Setiap pagi mulai pukul 9 hingga jam 5 sore, dirinya berkeliling memikul kotak yang berisi donat untuk dijajakan dengan rute yang dilalui hampir sama setiap harinya, yakni di perkampungan daerah Pasar Minggu.

Diungkapkan Bang Ata, dirinya dalam sehari membuat atau mengolah donat sebanyak 50 biji, sedangkan untuk kue bakpao merupakan dagangan temannya yang ikut dititipkan untuk dijajakan juga.

“Kalau bicara dulu, setiap hari pasti habis donat yang saya bawa. Tapi, kalau sekarang, setiap hari pasti ada saja sisanya. Entah itu 5 atau malah pernah sisa 10. Ya kalau sisa segitu, saya kasih ke anak-anak yang lagi pada main di depan rumah,” ucapnya.

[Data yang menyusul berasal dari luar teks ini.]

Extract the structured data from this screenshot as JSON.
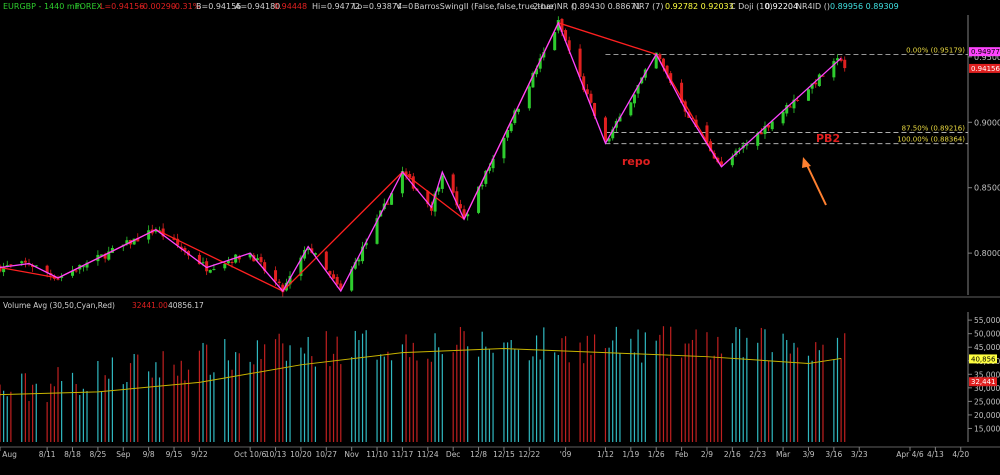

Ketika ditanya kenapa tidak menggunakan gerobak, Bang Ata menjawab, dirinya memang sudah terbiasa dengan kotak yang selalu dibawa, dikarenakan itu merupakan ciri khas yang ia pertahankan dalam menjajakan donat.

“Kalau dibilang cukup, melihat kondisi sekarang ini, bisa dibilang penghasilan nggak cukup. Paling tidak bisa-bisanya saya saja dalam membagi uang keuntungan yang didapat. Untuk keperluan keluarga di kampung, untuk modal, dan untuk sehari-hari saya sendiri,” katanya lagi.

Dirinya berharap, agar kondisi pandemi  segera berakhir sehingga dirinya dapat kembali berjualan di sekolah. Tidak seperti sekarang yang mau tidak mau harus berkeliling.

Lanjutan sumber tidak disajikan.